Question

Use the chain rule to find dz/dt in terms of t when z=x²y²xy, x=sin(t), and y=eᵗ.

a. 2e²ᵗsin(t)+4e²ᵗcos(t)
b. 2e²ᵗsin(t)+2eᵗcos(t)
c. e²ᵗsin(t)+4e²ᵗcos(t)
d. e²ᵗsin(t)+2eᵗcos(t)

Answer 1

The correct answer is A. To find dz/dt in terms of t, we use the chain rule and substitute x = sin(t) and y = eᵗ into the partial derivatives of z with respect to x and y. The final expression for dz/dt is 2e²ᵗsin(t) + 4e²ᵗcos(t).

Step-by-step explanation:

To find dz/dt in terms of t using the chain rule, we start by finding the partial derivatives of z with respect to x and y.

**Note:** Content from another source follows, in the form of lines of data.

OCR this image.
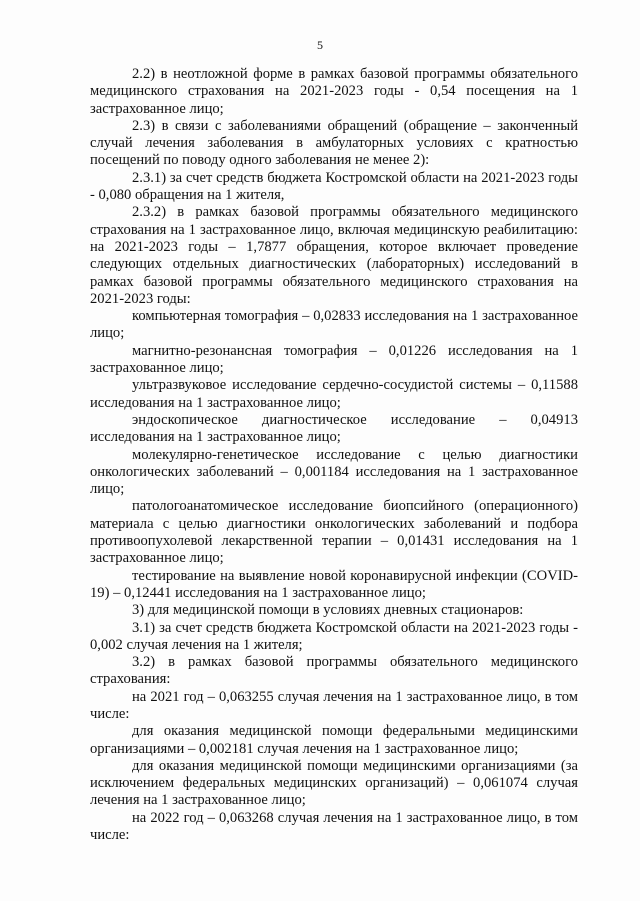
5

2.2) в неотложной форме в рамках базовой программы обязательного медицинского страхования на 2021-2023 годы - 0,54 посещения на 1 застрахованное лицо;

2.3) в связи с заболеваниями обращений (обращение – законченный случай лечения заболевания в амбулаторных условиях с кратностью посещений по поводу одного заболевания не менее 2):

2.3.1) за счет средств бюджета Костромской области на 2021-2023 годы - 0,080 обращения на 1 жителя,

2.3.2) в рамках базовой программы обязательного медицинского страхования на 1 застрахованное лицо, включая медицинскую реабилитацию: на 2021-2023 годы – 1,7877 обращения, которое включает проведение следующих отдельных диагностических (лабораторных) исследований в рамках базовой программы обязательного медицинского страхования на 2021-2023 годы:

компьютерная томография – 0,02833 исследования на 1 застрахованное лицо;

магнитно-резонансная томография – 0,01226 исследования на 1 застрахованное лицо;

ультразвуковое исследование сердечно-сосудистой системы – 0,11588 исследования на 1 застрахованное лицо;

эндоскопическое диагностическое исследование – 0,04913 исследования на 1 застрахованное лицо;

молекулярно-генетическое исследование с целью диагностики онкологических заболеваний – 0,001184 исследования на 1 застрахованное лицо;

патологоанатомическое исследование биопсийного (операционного) материала с целью диагностики онкологических заболеваний и подбора противоопухолевой лекарственной терапии – 0,01431 исследования на 1 застрахованное лицо;

тестирование на выявление новой коронавирусной инфекции (COVID-19) – 0,12441 исследования на 1 застрахованное лицо;

3) для медицинской помощи в условиях дневных стационаров:

3.1) за счет средств бюджета Костромской области на 2021-2023 годы - 0,002 случая лечения на 1 жителя;

3.2) в рамках базовой программы обязательного медицинского страхования:

на 2021 год – 0,063255 случая лечения на 1 застрахованное лицо, в том числе:

для оказания медицинской помощи федеральными медицинскими организациями – 0,002181 случая лечения на 1 застрахованное лицо;

для оказания медицинской помощи медицинскими организациями (за исключением федеральных медицинских организаций) – 0,061074 случая лечения на 1 застрахованное лицо;

на 2022 год – 0,063268 случая лечения на 1 застрахованное лицо, в том числе:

The partial derivative of z with respect to x is 2xy²y + x²(2y) and the partial derivative of z with respect to y is x²(2xy).

Next, we substitute x = sin(t) and y = eᵗ into the partial derivatives and multiply by the corresponding derivatives of x and y with respect to t.

The derivative of x = sin(t) with respect to t is cos(t) and the derivative of y = eᵗ with respect to t is eᵗ.

Finally, we evaluate these expressions to find dz/dt in terms of t: 2e²ᵗsin(t) + 4e²ᵗcos(t).